Considere o caso da assimetria em potencial entre patrão e empregado. Imagine que em um determinado país com milhões de pessoas desempregadas o governo resolva flexibilizar enormemente as relações trabalhistas, conferindo um peso quase que total às livres negociações entre patrões e empregados em detrimento de leis que regulem tais relações. Nesse cenário totalmente hipotético, podemos imaginar a negociação entre um patrão e um empregado, envolvendo duas opções que o patrão ofereceria ao seu funcionário: ao funcionário poderia ser oferecida a opção de passar a receber a metade do valor do salário que recebera até então, ou a opção de ser desligado do quadro de funcionários da empresa. Não é difícil imaginarmos, sem nem mesmo fazer ilações sobre eventuais dilemas financeiros pelos quais o empregado do exemplo poderia estar passando, qual opção ele muito provavelmente escolheria. Não é possível dizer que, nesse caso, não houve negociação. Houve de fato uma negociação entre patrão e empregado. O empregado pôde escolher “livremente” entre duas opções que lhe foram apresentadas. Com efeito, tal negociação não se deu em igualdade de condições. Tal negociação ocorreu em condições claramente assimétricas.

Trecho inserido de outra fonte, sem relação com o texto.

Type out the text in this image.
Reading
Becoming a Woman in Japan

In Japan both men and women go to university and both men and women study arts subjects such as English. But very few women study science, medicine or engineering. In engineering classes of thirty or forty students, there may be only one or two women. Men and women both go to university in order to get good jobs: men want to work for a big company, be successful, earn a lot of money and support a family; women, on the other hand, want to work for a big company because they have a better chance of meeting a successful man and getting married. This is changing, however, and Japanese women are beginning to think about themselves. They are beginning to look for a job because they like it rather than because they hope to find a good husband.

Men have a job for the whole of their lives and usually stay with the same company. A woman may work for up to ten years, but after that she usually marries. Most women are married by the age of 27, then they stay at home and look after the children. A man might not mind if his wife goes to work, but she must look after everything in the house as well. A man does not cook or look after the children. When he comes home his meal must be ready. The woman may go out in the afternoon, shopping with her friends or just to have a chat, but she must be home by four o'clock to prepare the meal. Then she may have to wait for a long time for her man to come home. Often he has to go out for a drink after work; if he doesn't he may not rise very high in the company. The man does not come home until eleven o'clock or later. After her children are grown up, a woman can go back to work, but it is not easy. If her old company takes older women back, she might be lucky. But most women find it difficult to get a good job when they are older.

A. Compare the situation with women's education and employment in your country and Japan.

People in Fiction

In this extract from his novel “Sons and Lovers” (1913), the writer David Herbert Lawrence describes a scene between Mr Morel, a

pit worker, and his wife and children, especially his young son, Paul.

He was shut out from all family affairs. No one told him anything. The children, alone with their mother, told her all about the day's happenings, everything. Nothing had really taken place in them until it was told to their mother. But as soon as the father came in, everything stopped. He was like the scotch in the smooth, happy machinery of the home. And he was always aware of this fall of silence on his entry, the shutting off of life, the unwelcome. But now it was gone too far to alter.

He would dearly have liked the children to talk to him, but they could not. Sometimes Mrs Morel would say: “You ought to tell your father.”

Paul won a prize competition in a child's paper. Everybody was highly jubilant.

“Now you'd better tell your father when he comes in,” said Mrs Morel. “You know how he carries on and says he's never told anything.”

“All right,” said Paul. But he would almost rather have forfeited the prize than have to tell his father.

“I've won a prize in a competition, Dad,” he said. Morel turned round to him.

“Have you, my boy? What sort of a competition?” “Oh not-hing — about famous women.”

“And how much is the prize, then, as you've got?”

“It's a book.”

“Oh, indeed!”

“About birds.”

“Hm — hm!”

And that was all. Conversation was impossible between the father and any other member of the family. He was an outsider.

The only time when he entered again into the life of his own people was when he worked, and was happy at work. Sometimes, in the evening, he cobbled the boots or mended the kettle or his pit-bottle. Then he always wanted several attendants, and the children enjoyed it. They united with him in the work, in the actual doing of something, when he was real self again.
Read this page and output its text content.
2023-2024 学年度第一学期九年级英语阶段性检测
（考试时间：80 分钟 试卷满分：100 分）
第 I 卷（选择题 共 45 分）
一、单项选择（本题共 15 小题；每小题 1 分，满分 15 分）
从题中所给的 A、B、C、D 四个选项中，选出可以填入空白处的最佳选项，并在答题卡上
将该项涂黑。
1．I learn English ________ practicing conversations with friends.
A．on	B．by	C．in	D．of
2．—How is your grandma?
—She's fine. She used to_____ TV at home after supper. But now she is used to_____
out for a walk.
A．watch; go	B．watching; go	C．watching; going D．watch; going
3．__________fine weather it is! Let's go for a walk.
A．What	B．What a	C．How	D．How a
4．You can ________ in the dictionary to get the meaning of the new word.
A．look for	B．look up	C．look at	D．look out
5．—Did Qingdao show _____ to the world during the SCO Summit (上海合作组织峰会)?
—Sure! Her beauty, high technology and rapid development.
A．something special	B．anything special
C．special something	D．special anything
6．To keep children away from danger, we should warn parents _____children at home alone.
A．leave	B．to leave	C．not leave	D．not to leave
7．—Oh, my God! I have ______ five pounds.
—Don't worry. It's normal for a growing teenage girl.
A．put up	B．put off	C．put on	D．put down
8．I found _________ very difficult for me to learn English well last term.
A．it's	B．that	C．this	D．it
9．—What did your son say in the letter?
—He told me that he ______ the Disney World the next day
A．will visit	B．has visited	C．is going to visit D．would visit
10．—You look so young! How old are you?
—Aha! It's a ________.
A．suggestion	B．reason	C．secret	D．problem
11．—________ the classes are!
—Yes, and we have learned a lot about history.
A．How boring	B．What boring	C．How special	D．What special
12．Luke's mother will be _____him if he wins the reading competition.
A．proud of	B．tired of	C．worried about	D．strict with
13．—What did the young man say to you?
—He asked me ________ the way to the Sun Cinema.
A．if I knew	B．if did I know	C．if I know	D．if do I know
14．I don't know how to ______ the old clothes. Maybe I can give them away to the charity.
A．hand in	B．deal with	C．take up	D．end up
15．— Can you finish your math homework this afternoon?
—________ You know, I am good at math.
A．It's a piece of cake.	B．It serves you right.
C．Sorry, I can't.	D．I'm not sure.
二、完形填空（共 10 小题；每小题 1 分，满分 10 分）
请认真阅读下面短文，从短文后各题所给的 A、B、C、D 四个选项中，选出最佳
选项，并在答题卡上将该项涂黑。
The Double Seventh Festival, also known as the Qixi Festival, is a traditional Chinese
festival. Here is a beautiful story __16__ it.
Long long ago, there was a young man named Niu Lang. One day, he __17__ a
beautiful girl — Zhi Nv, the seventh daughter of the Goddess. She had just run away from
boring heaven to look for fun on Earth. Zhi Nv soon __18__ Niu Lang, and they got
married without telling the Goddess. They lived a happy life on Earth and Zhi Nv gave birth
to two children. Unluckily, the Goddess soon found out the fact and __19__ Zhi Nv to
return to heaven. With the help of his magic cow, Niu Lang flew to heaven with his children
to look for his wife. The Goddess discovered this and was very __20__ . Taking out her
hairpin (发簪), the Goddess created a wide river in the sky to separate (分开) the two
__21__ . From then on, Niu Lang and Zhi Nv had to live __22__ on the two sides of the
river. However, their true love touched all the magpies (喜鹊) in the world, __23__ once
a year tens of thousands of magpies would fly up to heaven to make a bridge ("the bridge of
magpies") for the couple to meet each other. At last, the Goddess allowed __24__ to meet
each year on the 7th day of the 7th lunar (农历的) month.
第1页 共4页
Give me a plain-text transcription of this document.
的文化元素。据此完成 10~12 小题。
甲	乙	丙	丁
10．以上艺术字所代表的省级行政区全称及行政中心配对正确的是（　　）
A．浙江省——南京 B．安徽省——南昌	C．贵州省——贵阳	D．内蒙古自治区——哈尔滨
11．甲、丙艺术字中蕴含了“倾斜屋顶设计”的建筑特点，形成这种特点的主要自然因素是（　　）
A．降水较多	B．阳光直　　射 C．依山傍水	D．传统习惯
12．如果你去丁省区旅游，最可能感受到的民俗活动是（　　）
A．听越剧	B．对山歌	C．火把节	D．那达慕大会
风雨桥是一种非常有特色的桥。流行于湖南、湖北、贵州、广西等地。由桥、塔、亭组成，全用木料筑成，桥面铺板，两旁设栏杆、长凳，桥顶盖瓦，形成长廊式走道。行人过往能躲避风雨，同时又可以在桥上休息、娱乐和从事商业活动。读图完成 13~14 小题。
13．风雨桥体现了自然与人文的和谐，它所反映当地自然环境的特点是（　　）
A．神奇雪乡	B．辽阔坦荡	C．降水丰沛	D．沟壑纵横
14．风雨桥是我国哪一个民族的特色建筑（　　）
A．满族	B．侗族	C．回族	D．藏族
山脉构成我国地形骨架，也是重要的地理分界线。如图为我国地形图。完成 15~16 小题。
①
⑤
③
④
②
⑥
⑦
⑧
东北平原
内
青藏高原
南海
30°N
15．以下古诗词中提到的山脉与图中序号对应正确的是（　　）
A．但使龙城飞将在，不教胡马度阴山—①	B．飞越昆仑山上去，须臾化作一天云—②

Obviamente, seria no mínimo temerário atribuirmos a escolha dilemática com a qual o empregado foi confrontado a um determinado traço de caráter do patrão. O patrão, com efeito, poderia não ser considerado uma pessoa “perversa” e não é difícil imaginar que sua decisão estivesse orientada por considerações de ordem estritamente pragmática, como o corte de despesas para permitir o equilíbrio orçamentário e, assim, a “sobrevivência” da empresa. Contudo, esse exemplo tem o intuito de ilustrar uma consequência social possível advinda do fato de pessoas desfrutarem de posições desiguais, em circunstâncias de negociação contratual, por exemplo. O exercício de um status sociopolítico desigual pode colocar o indivíduo em situações flagrantemente danosas, em decorrência de mudanças nos contextos sociais, econômicos e até mesmo em decorrência de mudanças no “humor” daqueles que detêm posição de “superioridade social”. Assim, a exigência de um status sociopolítico igual implica poder exigir das instituições normativas alguma garantia ou proteção nos casos em que as circunstâncias possam aumentar o grau de vulnerabilidade social de certos grupos, por exemplo.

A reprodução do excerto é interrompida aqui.